Helen visits Auschwitz-Birkenau with local schools

On 21 March I travelled to the former Auschwitz-Birkenau concentration camp in Poland with the Holocaust Education Trust and a group of young people from Dulwich and West Norwood and South London.

I learned about the Holocaust as a teenager at school in the North-West of England, every year in January I commemorate Holocaust Memorial Day, and I have met and spoken to a number of Holocaust survivors. Yet nothing quite prepared me for visiting Auschwitz-Birkenau.

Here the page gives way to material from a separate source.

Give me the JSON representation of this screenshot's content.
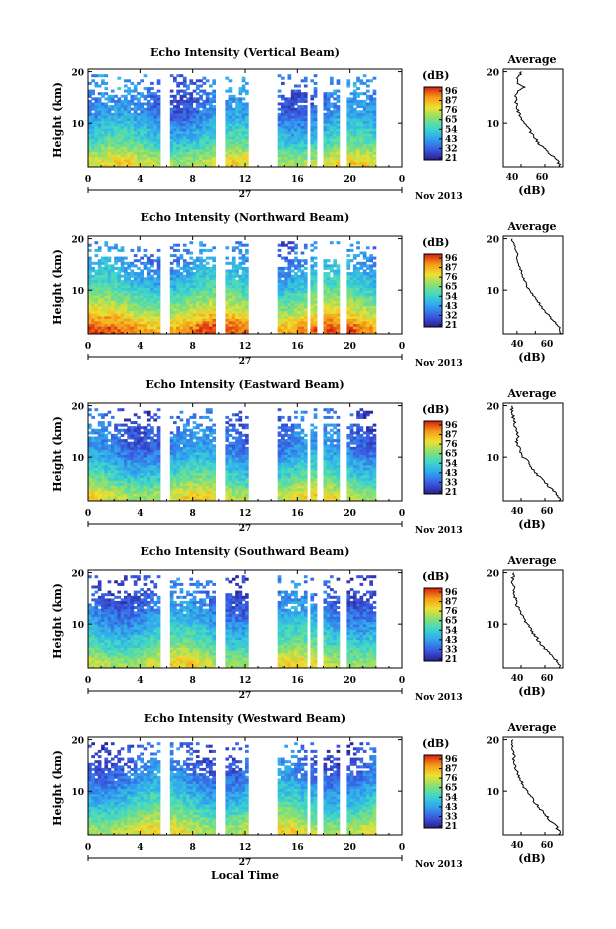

The museum which has been created at the sites of the two camps which formed Auschwitz-Birkenau communicates very powerfully the horrific scale of the mass persecution and killing which took place there, but the displays of personal belongings stolen from the prisoners – a handmade child’s dress, a decorated cup and bowl, thousands of pairs of shoes – also remind us that each and every person who was murdered by the Nazis was an individual with their own story, their loved ones, their talents, their struggles and their hopes.

The part I found most moving, in a day which was extremely emotional, was an installation of cine films showing Jewish families before the war, celebrating, eating together, going on holiday, just like families the world over. A reminder of the utter senselessness of the evil and cowardly acts inflicted during the Holocaust. The only reason that these Jewish families ended up in Auschwitz-Birkenau was a deep and organised prejudice and hatred, dividing neighbours and communities and ultimately determining who lived and who died.

We were joined on our visit to Auschwitz-Birkenau by a Rabbi, who spoke very powerfully to the young people on the trip about the responsibility that each of us has to bear witness to what we have seen, and to use our testimony to fight prejudice, discrimination and hatred wherever we find it.

Returning to Parliament, I was distressed to see concerns being raised about antisemitism in the Labour Party by Jewish leaders – there is absolutely no place for antisemitism in the Labour Party. Jeremy Corbyn has written acknowledging the scale and nature of the problem, and making a commitment to address it. We must now see action at every level in the Labour Party to ensure that antisemitism is driven out wherever it is found, and we must work with Jewish leaders and communities to rebuild trust and confidence.

Auschwitz-Birkenau is an horrific reminder of where unchecked hatred and prejudice can lead, and also of the personal responsibility that all of us bear to act to stop it whenever we find it.